I am going to move forward and launch with what I have working. Just a 
couple more 'nits' to improve on (e.g. Let's encrypt rather than 
self-signed and backups).  Current server has been running since 4/17 
and is long overdue replacement.  My 'old' 2 core Cubietruck running 
Redsleeve6 and my 'new' 8 core Odroid-HC1 running CentOS7.

Then I will work on improvements likemilter so I can run DKIM....


>> As I understand it the disadvantages of this content filter
>> post-queue(?) approach are
>> - that mails are queued twice in the MTA [postfix] (once when it sends
>> them out to amavis, and again when they return), with two different
>> queue-ids, which is untidy and can make log tracking harder, and
>> - that the response from amavis cannot be passed back to the client
>> because the client has been told all is ok (250) when the email is
>> passed over to amavis and before amavis has processed it - but usually
>> you may not want to tell the client if you are quaranting or
>> discarding the mail it has sent.
> pre-queue::
>      Mail is scanned while the client is still in session with the MTA. The MTA
>      receives the verdict from amavis and can immediately respond to the
>      client. If the server rejects the message it was never accepted. At least
>      in Germany this is an important detail, because - from a legal point of
>      view - one would have to deliver the message to the recipient once it has
>      been accepted – even if it is spam or anything worse…
>      -> Postfix: Use smtpd_milters or smtpd_proxy_filter for pre-queue handling
> post-queue::
>      The MTA accepts the message, queues it and sends it to amavis. The
>      client/server session comes to an end. The client (sender) believes the
>      message is on its way to the recipient. Amavis classifies the message and
>      acts on the result. A late bounce may notify the sender, *but* for
>      malware/spam envelope senders are usually forged. So you end up notifying
>      the wrong person -> backscatter
>      -> Postfix: Use content_filter for post-queue handling
>> The main advantage over calling amavis as a milter is that it doesn't really
>> matter how long amavis takes to process the mail, whereas with a milter you
>> have the client still connected and waiting for a response. You can use
>> something like $child_timeout = 20; so that amavis forces any child
>> processes (esp. clamav) to give up after a given period - this isn't
>> required with the content_filter approach.

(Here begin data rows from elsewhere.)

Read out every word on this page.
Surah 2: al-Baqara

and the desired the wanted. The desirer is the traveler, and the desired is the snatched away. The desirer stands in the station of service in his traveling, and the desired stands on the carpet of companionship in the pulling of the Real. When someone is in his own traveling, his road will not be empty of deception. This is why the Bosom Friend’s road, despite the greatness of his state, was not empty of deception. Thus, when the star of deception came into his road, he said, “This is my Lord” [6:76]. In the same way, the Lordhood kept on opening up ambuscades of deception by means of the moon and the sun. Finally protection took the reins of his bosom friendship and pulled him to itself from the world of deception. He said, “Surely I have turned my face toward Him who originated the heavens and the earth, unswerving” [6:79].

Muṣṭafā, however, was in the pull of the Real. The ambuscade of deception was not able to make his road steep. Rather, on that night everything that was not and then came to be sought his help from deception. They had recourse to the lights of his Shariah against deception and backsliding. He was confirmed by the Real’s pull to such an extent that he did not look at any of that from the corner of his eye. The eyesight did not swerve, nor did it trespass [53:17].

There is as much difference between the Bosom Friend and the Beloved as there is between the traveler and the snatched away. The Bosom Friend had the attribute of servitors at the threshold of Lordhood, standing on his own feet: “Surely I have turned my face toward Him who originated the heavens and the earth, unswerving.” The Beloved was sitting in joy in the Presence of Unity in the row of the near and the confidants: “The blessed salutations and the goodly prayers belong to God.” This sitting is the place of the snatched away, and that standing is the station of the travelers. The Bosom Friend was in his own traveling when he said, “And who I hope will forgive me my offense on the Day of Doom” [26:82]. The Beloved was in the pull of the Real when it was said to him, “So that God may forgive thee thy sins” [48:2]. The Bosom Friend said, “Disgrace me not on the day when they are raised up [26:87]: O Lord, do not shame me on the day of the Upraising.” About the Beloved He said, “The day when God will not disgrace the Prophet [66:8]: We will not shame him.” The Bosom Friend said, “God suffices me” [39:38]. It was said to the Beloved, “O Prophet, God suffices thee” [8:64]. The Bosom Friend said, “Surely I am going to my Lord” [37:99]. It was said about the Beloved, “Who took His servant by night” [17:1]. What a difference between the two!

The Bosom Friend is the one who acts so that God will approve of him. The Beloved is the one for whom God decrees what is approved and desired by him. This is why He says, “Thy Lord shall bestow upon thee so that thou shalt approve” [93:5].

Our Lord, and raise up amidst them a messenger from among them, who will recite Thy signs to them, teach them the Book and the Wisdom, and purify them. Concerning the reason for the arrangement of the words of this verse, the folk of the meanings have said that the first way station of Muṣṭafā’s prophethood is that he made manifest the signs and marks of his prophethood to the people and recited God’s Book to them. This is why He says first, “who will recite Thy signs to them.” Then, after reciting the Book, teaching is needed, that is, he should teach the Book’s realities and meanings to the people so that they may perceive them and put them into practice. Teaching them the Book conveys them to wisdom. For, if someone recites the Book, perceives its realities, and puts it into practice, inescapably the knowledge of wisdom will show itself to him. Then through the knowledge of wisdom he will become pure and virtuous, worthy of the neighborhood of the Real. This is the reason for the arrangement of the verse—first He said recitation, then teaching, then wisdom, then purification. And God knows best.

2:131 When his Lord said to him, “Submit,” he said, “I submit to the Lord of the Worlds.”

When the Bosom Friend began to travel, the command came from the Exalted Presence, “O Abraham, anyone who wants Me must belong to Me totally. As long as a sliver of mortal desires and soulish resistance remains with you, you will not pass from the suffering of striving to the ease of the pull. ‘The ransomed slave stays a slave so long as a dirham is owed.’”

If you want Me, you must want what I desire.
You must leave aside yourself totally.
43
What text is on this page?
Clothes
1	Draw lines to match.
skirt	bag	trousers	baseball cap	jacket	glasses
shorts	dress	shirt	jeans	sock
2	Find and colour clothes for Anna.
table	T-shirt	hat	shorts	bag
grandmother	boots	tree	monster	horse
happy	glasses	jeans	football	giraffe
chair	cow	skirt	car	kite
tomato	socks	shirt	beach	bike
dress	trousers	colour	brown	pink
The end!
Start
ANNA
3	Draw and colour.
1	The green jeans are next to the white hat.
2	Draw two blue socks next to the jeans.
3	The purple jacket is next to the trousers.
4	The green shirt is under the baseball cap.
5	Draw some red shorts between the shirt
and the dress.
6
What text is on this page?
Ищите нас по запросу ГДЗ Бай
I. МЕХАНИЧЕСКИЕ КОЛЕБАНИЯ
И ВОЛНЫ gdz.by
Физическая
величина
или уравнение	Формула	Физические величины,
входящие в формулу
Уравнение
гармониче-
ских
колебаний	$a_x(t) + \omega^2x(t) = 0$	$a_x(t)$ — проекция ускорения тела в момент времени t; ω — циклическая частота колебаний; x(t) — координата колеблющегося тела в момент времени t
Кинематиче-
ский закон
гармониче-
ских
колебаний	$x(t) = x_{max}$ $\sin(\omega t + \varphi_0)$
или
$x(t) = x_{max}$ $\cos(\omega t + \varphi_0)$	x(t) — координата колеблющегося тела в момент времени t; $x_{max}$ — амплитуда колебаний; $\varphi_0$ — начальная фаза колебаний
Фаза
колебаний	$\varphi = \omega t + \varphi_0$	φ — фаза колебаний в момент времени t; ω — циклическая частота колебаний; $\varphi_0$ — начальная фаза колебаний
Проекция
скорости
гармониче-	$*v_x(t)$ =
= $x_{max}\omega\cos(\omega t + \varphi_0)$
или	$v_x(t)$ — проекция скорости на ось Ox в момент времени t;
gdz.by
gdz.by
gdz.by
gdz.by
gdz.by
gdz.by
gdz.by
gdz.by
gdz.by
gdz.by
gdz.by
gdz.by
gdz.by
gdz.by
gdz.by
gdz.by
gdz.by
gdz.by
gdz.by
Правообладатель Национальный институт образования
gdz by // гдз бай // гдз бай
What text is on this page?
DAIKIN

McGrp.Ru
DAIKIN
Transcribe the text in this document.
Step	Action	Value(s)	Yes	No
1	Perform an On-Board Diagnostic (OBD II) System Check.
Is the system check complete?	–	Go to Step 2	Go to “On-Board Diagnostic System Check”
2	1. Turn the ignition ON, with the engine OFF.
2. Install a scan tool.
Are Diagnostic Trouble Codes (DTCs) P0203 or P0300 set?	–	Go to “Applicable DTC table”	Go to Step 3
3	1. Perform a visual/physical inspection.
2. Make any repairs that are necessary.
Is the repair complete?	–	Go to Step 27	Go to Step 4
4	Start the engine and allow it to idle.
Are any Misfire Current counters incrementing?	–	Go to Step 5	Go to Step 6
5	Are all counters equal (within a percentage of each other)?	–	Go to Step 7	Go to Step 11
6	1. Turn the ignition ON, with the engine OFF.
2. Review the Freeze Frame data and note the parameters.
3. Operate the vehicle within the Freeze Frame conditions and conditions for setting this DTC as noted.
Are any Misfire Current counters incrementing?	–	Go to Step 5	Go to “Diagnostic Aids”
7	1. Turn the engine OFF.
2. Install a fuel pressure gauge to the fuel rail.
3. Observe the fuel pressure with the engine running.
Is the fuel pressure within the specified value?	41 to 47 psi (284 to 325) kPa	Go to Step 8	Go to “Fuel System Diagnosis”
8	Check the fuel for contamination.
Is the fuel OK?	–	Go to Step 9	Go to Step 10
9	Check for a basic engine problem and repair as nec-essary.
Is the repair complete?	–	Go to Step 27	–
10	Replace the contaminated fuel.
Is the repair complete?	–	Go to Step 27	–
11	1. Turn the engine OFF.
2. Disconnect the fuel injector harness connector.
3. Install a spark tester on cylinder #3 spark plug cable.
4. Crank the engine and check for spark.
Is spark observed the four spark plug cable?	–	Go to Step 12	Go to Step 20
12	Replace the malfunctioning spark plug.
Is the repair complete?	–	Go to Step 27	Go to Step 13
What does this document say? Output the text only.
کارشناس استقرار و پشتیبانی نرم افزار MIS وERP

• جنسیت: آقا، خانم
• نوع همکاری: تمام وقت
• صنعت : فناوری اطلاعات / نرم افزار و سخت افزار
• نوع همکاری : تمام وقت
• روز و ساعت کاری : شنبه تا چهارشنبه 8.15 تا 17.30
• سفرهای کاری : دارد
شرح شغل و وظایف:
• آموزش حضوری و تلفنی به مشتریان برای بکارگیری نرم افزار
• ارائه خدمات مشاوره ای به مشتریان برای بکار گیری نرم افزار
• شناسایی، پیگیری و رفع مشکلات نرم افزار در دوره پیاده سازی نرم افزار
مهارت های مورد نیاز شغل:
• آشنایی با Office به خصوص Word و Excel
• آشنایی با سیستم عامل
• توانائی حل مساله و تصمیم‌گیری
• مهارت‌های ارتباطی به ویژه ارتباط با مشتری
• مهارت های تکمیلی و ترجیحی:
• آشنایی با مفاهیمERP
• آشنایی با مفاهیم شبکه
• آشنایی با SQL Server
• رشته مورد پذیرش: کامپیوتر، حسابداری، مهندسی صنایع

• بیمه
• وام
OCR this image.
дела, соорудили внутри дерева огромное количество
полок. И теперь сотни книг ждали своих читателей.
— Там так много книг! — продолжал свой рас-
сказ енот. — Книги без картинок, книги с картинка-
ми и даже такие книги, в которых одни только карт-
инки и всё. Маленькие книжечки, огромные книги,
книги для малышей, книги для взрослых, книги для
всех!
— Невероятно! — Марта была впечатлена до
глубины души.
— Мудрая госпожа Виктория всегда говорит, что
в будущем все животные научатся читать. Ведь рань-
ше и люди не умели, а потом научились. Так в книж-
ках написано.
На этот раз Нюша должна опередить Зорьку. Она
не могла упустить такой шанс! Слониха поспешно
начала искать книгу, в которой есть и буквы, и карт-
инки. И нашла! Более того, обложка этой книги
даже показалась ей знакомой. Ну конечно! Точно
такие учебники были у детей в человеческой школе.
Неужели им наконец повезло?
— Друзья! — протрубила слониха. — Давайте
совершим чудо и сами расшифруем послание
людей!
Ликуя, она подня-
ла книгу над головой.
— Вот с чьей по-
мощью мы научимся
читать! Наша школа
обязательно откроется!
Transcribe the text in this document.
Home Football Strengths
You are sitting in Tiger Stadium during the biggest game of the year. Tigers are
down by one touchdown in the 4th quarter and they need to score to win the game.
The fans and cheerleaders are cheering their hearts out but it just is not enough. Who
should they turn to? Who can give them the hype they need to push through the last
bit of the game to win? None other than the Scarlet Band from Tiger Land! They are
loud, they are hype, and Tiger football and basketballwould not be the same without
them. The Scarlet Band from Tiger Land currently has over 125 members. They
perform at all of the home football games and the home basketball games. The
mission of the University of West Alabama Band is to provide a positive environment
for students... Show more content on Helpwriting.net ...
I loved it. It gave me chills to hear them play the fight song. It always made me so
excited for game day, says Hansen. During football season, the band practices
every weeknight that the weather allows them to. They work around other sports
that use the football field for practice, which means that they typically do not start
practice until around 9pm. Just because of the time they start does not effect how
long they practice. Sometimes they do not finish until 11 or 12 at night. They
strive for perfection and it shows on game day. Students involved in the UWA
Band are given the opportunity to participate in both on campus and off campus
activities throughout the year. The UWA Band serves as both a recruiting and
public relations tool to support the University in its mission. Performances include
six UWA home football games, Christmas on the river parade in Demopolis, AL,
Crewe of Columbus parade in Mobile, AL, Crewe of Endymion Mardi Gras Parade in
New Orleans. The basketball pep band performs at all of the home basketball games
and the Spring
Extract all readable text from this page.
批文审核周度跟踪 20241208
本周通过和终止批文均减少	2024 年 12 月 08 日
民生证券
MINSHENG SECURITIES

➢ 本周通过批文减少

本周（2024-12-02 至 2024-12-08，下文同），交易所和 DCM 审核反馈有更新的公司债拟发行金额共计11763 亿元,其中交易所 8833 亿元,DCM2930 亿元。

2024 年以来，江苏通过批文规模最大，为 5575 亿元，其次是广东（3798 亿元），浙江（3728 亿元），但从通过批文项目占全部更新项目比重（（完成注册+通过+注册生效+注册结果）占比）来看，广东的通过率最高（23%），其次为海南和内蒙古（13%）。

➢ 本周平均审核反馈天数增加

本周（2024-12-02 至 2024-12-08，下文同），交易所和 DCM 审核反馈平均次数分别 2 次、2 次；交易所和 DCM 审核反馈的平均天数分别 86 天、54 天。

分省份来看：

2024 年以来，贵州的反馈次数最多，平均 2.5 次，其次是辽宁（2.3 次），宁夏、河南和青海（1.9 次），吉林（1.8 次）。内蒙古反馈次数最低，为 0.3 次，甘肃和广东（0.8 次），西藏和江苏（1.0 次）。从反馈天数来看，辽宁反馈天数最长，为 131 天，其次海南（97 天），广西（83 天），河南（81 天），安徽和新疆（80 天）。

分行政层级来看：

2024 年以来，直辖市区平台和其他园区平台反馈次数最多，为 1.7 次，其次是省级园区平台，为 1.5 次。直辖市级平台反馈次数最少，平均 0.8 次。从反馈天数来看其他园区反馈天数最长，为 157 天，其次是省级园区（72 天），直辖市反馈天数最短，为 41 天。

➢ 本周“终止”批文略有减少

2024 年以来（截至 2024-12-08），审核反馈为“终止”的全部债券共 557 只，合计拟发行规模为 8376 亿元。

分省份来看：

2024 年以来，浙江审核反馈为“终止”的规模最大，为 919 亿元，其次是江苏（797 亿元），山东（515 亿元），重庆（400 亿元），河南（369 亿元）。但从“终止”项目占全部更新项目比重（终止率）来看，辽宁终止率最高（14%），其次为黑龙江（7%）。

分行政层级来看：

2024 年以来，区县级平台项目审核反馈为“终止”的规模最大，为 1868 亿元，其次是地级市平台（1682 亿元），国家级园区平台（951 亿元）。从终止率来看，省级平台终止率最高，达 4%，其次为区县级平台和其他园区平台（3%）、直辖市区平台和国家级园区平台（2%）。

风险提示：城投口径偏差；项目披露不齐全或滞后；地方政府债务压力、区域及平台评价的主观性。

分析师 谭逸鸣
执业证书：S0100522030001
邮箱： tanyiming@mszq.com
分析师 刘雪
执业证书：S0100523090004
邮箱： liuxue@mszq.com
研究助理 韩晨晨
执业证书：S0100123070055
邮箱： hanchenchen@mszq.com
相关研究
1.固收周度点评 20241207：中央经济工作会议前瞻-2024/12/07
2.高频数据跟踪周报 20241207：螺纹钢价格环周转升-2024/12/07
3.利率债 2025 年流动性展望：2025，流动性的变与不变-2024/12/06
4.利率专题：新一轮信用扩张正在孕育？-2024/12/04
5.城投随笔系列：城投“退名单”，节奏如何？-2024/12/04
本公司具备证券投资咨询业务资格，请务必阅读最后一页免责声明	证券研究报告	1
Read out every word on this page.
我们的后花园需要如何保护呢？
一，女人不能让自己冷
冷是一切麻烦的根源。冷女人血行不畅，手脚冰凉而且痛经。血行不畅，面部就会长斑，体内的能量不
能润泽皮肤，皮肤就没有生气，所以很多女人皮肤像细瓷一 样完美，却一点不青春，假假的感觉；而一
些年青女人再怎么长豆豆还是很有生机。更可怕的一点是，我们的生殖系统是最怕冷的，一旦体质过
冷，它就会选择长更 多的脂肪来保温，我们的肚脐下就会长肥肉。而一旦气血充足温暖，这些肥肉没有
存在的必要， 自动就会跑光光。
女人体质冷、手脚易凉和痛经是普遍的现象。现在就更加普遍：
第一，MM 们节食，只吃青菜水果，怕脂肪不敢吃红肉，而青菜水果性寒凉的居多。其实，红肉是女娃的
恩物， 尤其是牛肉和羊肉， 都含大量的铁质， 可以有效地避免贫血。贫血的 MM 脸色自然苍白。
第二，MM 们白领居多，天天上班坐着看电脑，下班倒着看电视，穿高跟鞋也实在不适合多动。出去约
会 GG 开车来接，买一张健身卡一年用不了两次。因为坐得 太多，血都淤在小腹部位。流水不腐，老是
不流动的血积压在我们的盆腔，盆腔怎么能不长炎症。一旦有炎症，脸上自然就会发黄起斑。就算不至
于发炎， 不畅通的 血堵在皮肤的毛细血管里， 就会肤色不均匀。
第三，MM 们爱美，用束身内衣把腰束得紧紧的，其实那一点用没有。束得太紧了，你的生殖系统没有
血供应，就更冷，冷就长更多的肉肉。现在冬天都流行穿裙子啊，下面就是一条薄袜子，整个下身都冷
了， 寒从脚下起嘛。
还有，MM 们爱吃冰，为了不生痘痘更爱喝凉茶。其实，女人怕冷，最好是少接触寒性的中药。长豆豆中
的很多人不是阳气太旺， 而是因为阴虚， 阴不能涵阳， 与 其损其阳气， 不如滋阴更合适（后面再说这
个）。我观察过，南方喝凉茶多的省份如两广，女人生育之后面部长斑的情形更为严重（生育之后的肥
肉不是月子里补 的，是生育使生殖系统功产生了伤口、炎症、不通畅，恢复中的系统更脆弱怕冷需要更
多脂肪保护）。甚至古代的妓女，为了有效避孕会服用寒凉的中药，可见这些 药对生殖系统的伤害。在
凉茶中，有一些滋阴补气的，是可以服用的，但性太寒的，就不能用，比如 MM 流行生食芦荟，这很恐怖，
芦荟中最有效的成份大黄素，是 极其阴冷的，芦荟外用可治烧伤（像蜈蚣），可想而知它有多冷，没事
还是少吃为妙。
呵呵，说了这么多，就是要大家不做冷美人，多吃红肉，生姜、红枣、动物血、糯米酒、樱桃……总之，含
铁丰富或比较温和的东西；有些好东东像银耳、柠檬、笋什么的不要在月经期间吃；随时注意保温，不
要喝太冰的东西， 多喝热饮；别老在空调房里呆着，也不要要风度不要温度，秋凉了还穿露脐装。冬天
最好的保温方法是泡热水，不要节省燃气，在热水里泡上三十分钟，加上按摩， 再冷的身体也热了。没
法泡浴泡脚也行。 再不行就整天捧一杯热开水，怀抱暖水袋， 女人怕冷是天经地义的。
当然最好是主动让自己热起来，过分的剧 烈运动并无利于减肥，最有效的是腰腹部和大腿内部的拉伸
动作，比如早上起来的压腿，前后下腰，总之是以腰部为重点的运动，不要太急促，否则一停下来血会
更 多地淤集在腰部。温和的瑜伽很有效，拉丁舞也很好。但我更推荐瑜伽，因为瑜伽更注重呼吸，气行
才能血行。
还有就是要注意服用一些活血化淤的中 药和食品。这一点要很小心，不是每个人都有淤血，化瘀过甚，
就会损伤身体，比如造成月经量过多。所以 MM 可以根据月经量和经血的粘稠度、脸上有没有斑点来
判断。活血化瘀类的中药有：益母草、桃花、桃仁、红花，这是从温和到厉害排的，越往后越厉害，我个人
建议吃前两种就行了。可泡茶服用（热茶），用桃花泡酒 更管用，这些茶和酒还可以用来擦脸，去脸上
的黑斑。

> If you use Postfix and want to use other milters, such as
> open(dkim|spf|dmarc|...) together with amavis you *have* to use milter for
> amavis, because smtpd_proxy_filter and milters don't work together. If you use
> smtpd_proxy_filter a milter can't 'see' the content - only the session. That's
> a technical limitation caused by Postfix compartmentalized architecture.